Susurraba el viento nocturno en los bosques cercanos a la casa de la señora Pomery mientras una silenciosa luz roja surcaba el largo camino en dirección a aquel lugar al final del camino. La luz se detuvo en la puerta de aquella casona vieja y silenciosa mientras un joven de unos veintitantos años salía de aquel vehículo policial y arreglaba su uniforme al tiempo que examinaba el solitario camino carente de movimiento o de vida alguna. Un desolado paraje en la oscura noche cuya única luz era la que la luna brindaba.

- Buenas noches – grito el joven mientras tocaba la puerta de aquella casa la cual parecía
abandonada a simple vista.

La llamada no provoco ninguna respuesta, cosa que hizo que el joven oficial se preocupara un poco mas por la anciana que vivía allí.
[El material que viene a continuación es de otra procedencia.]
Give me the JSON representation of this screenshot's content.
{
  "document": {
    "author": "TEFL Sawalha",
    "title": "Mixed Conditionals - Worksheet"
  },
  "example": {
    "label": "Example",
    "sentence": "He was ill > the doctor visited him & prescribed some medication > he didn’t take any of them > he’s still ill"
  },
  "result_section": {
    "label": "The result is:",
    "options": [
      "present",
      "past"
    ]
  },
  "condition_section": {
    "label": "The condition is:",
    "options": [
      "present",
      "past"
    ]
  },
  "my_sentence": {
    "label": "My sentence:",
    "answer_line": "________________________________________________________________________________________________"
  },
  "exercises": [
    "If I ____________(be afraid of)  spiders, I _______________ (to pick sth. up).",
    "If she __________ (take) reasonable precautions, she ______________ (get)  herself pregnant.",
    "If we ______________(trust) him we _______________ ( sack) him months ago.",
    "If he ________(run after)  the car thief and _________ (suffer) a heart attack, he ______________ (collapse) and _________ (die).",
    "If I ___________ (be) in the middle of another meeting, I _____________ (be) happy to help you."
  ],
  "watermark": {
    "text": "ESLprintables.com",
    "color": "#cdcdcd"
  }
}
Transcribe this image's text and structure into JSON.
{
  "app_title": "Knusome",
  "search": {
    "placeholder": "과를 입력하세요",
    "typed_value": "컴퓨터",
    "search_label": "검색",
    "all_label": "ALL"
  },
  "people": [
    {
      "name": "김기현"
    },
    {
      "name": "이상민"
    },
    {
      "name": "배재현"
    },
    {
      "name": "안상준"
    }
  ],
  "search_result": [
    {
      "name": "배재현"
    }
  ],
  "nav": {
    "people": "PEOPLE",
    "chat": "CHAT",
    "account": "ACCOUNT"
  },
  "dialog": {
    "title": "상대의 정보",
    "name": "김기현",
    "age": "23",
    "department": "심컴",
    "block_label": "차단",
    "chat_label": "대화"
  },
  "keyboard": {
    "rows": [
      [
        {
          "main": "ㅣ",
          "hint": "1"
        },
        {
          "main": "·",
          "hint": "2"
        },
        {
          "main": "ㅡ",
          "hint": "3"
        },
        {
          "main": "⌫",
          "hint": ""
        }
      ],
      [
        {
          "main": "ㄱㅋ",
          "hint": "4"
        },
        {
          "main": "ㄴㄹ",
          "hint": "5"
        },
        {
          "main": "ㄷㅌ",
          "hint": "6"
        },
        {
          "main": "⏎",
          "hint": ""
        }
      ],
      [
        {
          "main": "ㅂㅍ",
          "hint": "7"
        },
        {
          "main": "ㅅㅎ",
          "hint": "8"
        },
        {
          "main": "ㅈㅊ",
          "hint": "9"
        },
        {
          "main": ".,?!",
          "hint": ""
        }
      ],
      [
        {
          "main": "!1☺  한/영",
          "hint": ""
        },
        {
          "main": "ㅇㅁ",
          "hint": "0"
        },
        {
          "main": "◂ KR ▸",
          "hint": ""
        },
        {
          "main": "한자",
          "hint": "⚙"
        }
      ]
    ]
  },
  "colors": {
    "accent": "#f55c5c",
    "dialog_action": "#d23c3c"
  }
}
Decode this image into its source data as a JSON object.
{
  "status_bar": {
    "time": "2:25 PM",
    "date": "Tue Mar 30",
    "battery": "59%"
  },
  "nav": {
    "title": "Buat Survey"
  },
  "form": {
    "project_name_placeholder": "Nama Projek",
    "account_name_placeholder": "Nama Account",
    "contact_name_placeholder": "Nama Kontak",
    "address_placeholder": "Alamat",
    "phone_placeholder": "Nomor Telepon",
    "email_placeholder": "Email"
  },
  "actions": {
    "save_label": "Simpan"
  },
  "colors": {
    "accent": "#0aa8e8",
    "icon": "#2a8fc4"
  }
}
Había escuchado reportes de inusuales sucesos ocurridos en las casas que se encontraban fuera del pueblo, sin embargo la repentina desaparición del nieto de la señora Pomery, Anthony hizo que el joven oficial prestara mas atención a los rumores que estaban poblando su ciudad.

- ¿Señora Pomery, se encuentra ahí? – repitió el oficial esta vez ingresando a la casa con un
especial cuidado.
- Adelante, Andrés, pasa a la cocina directamente – dijo una voz la cual no era de la señora
Pomery y la cual el oficial parecía reconocer.

El joven oficial desenfundo nervioso su arma caminando a paso lento mientras examinaba el lugar con la esperanza de hallar alguna pista que revelara aquellas extrañas desapariciones y los rumores sobre cultos antiguos resurgiendo en aquel pueblo tan tranquilo como era el suyo.
Los pasos del oficial hacían que la madera rechinara de una forma que parecían quejidos humanos o por lo menos eso pensaba Andrés con cada paso mas cerca de la cocina. Al detenerse a unos centímetros de la cocina observo una sombra delgada y pequeña caminando por el lugar sosteniendo algún objeto sin forma, escurriéndolos y riendo; aquella risa se le hizo conocida, aquella invitación a pasar y la risa le recordaba al joven Anthony el cual había desaparecido hace ya dos semanas. El oficial dio un suspiro de alivio e ingreso a la cocina esperando encontrarse con el joven haciendo alguna travesura, sin embargo no encontró a nadie en aquel lugar. La cocina parecía vacía, como si nadie la hubiera ocupado en varios días, incluso una ligera capa de polvo revelaba aquella suposición.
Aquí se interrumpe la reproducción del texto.